Springbank 18 yo (2009, OB, 46%)

La Springbank è una distilleria molto particolare: un po’ perché è una delle tre rimanenti a Campbeltown (città che a fine ‘800 era la vera capitale del whisky in Scozia, con più di 25 diverse distillerie), un po’ perché è integralista nel voler fare le cose a modo proprio. Il whisky Springbank (la distilleria produce anche Longrow e Hazelburn, li affronteremo in futuro) è distillato due volte e mezzo e ha un livello di torbatura di 12-15 ppm – non bisogna poi dimenticare che la Springbank è l’unica distilleria in Scozia che oggi compie la fase del maltaggio dell’orzo completamente nei propri malting floors ed è in questo senso del tutto autosufficiente. Il nostro 18 anni di oggi è la versione del 2009 (il primo 18 anni ad entrare nel core range), che si distingue dalle release successive per l’etichetta blu con foglie di lauro che circondano il numero 18: un whisky poetico? Circa il 20% di questo whisky è invecchiato in botti ex-bourbon, il restante 80% in botti ex-sherry. Il colore è di un bel ramato chiaro.

N: le note sulfuree che talvolta accompagnano gli Springbank e i Longrow sono qui del tutto assenti. Il naso è molto pulito e fresco: dominano gli agrumi (arancia matura, soprattutto), c’è un po’ di cannella, la solita uvetta; nitida spicca la frutta cotta (prugna mela pera, fatte bollire). È una dolcezza poderosa, monolitica, quasi stucchevole nelle sue note di frutta calda e fin troppo matura, cui si accompagnano sfumature di vaniglia piuttosto marcate. Cioccolato fondente? Dopo un po’, odore di pipa (non di tabacco, proprio fumo di pipa: se pure senza affumicatura. Chiaro, no?).

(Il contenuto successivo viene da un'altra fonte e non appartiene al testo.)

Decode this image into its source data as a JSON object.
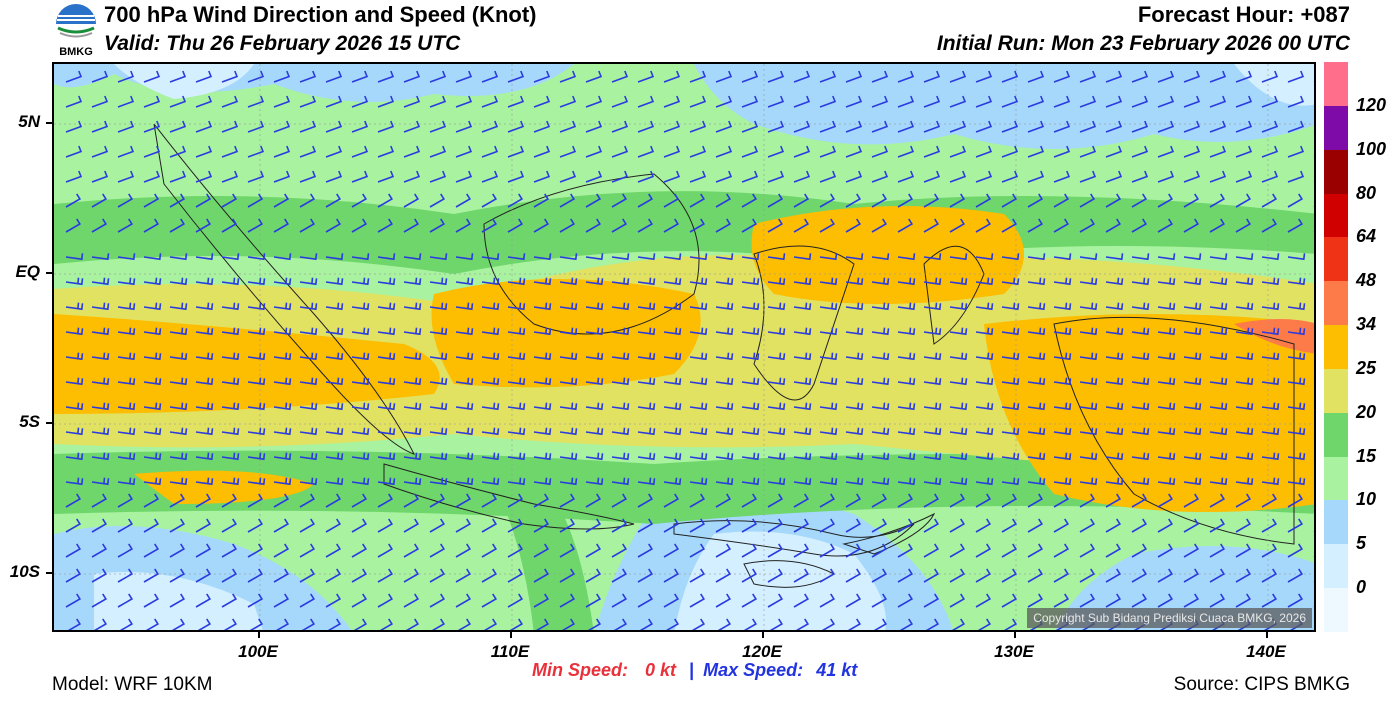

P: cioccolato, immediatamente, a colpire. Vere e proprie fiammate di cocco (e in generale si notano curve tipiche tra cocco e vaniglia… ciao, quercia americana); spiccano poi nette note di frutta secca (forse fichi, in particolare) e soprattutto di frutti rossi, a riprendere e sviluppare quella dolcezza ‘greve’ del naso. Succoso, ma con una lieve affumicatura molto gradevole.

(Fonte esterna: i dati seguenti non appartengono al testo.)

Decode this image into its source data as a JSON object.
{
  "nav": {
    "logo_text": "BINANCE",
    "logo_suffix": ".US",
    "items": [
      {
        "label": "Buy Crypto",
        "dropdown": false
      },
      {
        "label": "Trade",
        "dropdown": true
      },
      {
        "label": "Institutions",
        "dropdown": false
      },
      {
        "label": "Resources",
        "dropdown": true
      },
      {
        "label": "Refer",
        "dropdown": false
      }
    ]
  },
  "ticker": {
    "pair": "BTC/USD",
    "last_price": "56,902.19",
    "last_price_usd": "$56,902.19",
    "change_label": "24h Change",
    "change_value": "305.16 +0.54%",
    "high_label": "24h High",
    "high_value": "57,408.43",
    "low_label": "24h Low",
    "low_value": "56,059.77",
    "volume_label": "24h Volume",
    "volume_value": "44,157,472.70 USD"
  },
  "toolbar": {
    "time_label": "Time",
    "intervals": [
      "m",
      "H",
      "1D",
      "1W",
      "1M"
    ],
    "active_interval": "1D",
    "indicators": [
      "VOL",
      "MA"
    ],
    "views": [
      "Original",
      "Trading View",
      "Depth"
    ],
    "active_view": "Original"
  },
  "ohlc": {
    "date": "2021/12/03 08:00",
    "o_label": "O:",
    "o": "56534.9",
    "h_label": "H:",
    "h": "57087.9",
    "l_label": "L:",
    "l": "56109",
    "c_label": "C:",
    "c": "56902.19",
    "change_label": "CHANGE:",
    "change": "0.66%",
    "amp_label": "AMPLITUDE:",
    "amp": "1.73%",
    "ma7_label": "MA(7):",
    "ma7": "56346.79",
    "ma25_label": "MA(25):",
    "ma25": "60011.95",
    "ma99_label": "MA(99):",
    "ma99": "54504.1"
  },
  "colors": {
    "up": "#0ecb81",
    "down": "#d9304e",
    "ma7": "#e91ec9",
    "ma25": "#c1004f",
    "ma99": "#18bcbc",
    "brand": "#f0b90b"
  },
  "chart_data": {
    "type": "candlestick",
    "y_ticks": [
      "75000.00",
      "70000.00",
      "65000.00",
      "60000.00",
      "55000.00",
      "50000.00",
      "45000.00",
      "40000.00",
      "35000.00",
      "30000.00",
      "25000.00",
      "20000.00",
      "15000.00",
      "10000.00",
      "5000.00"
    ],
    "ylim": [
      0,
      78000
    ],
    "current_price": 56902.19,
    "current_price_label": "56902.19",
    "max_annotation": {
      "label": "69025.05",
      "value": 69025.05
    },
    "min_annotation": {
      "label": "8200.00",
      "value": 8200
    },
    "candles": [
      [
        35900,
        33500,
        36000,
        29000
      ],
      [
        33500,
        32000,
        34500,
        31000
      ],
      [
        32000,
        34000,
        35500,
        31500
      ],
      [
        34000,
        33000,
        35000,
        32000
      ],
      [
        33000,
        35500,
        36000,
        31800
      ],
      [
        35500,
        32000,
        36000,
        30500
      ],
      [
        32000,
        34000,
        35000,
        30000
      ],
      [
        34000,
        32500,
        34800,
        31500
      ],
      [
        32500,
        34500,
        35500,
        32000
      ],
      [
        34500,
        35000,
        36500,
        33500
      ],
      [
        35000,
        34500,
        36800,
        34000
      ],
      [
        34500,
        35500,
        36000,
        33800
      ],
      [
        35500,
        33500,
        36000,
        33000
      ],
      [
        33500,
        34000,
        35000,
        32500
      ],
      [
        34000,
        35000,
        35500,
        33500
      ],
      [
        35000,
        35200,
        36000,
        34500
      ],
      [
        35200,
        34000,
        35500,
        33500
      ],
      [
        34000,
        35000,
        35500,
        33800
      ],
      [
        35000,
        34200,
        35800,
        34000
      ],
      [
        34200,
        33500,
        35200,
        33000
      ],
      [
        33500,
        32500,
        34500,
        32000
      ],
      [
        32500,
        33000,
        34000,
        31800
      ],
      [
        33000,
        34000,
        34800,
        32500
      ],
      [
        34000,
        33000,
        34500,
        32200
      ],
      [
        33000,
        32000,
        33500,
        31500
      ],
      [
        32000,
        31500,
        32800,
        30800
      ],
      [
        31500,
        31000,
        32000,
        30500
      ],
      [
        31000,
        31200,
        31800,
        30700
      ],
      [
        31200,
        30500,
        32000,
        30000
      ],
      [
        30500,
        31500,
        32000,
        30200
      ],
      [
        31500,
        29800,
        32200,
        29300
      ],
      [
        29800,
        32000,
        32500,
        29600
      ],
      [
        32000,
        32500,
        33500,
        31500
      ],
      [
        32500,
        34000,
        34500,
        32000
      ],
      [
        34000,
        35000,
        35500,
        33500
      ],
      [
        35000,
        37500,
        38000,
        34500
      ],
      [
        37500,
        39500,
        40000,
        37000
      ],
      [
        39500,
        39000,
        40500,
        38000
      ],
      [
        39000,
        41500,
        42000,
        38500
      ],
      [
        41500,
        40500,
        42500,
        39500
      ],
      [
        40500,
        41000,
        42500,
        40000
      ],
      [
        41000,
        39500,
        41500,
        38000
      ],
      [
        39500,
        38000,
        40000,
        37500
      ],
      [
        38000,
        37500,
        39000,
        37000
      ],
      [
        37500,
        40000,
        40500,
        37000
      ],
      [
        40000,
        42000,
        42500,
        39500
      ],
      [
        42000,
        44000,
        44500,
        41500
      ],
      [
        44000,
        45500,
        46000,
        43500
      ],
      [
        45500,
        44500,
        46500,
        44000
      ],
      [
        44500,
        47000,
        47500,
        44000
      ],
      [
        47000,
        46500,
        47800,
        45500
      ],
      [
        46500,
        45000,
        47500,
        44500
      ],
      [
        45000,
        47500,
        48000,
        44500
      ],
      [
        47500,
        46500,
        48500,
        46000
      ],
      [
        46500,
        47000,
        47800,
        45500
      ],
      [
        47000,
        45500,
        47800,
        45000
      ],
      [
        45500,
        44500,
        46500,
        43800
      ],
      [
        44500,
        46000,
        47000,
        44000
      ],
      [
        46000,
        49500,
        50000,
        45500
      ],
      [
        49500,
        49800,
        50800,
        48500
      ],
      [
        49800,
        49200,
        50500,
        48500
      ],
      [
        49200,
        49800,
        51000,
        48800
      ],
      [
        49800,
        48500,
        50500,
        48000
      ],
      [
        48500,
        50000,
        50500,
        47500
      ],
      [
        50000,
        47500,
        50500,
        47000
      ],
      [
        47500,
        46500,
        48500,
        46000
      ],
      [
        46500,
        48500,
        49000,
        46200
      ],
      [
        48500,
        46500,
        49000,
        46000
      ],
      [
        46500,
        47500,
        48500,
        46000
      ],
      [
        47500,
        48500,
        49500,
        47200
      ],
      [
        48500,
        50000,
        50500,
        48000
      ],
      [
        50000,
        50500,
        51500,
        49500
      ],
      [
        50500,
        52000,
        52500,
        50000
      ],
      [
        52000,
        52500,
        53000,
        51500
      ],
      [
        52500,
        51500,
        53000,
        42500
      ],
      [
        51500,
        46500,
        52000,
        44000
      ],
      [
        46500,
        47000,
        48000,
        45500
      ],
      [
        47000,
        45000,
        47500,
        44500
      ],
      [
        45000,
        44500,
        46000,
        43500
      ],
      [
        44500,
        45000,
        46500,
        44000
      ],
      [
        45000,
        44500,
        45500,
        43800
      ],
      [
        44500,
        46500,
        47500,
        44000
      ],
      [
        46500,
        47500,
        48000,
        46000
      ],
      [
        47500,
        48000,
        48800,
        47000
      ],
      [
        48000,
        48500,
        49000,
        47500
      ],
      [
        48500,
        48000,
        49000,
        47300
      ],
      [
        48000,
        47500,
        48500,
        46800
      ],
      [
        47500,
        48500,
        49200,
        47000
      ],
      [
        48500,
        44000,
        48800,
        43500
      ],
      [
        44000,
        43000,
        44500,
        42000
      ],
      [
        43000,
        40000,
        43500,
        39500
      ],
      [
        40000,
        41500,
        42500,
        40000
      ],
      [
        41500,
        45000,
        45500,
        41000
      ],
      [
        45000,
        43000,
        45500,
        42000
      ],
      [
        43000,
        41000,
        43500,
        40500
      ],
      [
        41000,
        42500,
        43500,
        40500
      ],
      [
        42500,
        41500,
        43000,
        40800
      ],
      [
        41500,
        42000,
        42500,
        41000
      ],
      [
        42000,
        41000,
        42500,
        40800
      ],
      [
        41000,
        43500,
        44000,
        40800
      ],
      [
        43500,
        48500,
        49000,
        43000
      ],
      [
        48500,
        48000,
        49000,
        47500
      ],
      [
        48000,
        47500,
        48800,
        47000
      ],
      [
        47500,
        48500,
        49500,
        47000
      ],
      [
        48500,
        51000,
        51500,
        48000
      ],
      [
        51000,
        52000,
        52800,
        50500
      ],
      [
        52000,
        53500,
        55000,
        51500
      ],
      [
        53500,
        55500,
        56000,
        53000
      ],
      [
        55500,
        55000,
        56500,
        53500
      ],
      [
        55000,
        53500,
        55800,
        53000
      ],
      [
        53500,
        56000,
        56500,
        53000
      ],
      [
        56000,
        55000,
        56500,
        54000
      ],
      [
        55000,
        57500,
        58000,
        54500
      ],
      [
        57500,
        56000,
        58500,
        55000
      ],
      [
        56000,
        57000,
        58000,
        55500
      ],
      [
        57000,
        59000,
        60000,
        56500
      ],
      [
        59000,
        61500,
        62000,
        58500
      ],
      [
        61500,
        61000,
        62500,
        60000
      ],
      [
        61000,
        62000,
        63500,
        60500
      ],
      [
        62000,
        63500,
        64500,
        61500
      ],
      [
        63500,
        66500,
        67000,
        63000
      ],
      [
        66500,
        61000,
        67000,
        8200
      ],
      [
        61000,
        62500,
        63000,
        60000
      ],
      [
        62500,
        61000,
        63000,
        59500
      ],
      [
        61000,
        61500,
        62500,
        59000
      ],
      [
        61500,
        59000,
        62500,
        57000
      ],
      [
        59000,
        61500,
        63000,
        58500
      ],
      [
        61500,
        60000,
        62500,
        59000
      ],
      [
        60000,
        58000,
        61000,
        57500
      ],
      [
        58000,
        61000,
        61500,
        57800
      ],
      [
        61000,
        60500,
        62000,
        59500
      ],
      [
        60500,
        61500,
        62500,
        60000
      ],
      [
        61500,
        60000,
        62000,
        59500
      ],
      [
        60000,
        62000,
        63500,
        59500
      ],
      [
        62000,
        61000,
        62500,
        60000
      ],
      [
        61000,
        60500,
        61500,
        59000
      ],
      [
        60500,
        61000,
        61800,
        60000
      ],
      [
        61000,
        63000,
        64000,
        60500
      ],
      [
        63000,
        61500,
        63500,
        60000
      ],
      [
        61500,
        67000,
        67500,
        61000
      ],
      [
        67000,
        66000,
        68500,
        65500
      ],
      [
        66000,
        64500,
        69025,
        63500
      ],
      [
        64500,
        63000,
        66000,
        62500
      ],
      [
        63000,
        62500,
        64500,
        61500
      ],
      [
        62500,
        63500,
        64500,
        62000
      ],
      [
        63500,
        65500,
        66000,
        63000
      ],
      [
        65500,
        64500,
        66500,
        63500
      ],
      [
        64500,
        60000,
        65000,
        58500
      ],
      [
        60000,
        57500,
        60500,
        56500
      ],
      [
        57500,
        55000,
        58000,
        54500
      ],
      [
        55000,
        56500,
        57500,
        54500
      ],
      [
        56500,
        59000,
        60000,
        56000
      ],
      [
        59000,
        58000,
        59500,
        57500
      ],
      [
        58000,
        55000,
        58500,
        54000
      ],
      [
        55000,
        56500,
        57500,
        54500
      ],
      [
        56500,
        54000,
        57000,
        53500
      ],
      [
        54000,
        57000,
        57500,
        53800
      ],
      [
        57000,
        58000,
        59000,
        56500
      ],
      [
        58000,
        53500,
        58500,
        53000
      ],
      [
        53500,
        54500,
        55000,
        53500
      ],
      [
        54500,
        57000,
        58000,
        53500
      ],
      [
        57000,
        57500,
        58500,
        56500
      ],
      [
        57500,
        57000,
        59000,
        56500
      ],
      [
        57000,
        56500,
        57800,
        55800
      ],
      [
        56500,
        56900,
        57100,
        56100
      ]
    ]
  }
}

F: il finale dura a lungo ed è tutto giocato sui frutti rossi (perfino lychees?) che pian piano evolvono verso un amarognolo un po’ oscuro, ma riconducibile al legno. Nocciola. Molto buono.

Dopo un po’ che lo si beve, questo Springbank 18 risulta avvolgente e soprattutto perfettamente coerente con se stesso: la coerenza aumenta con il tempo, va detto, perché sulle prime il naso ci pareva un po’ debole, fin troppo fresco (naturalmente, rispetto a quel che ci aspettavamo… ah, i pregiudizi!). Comunque non dimostra la sua età, e il legno resta sempre sullo sfondo; l’interazione tra le componenti di bourbon (più forti del previsto) e sherry si integrano perfettamente e con grande armonia. Il nostro giudizio è di 86/100, ma Serge e Ruben, ad esempio, sono decisamente più indulgenti; sarà che abbiamo ancora fresco il fulgido ricordo di un Brora indimenticabile e tutto, a confronto, sfigura? Forse sì, ma tant’è: in futuro potremo sempre alzare di un punto, no?

Sottofondo musicale consigliato: AsaBe my man, dall’album Beautiful imperfection.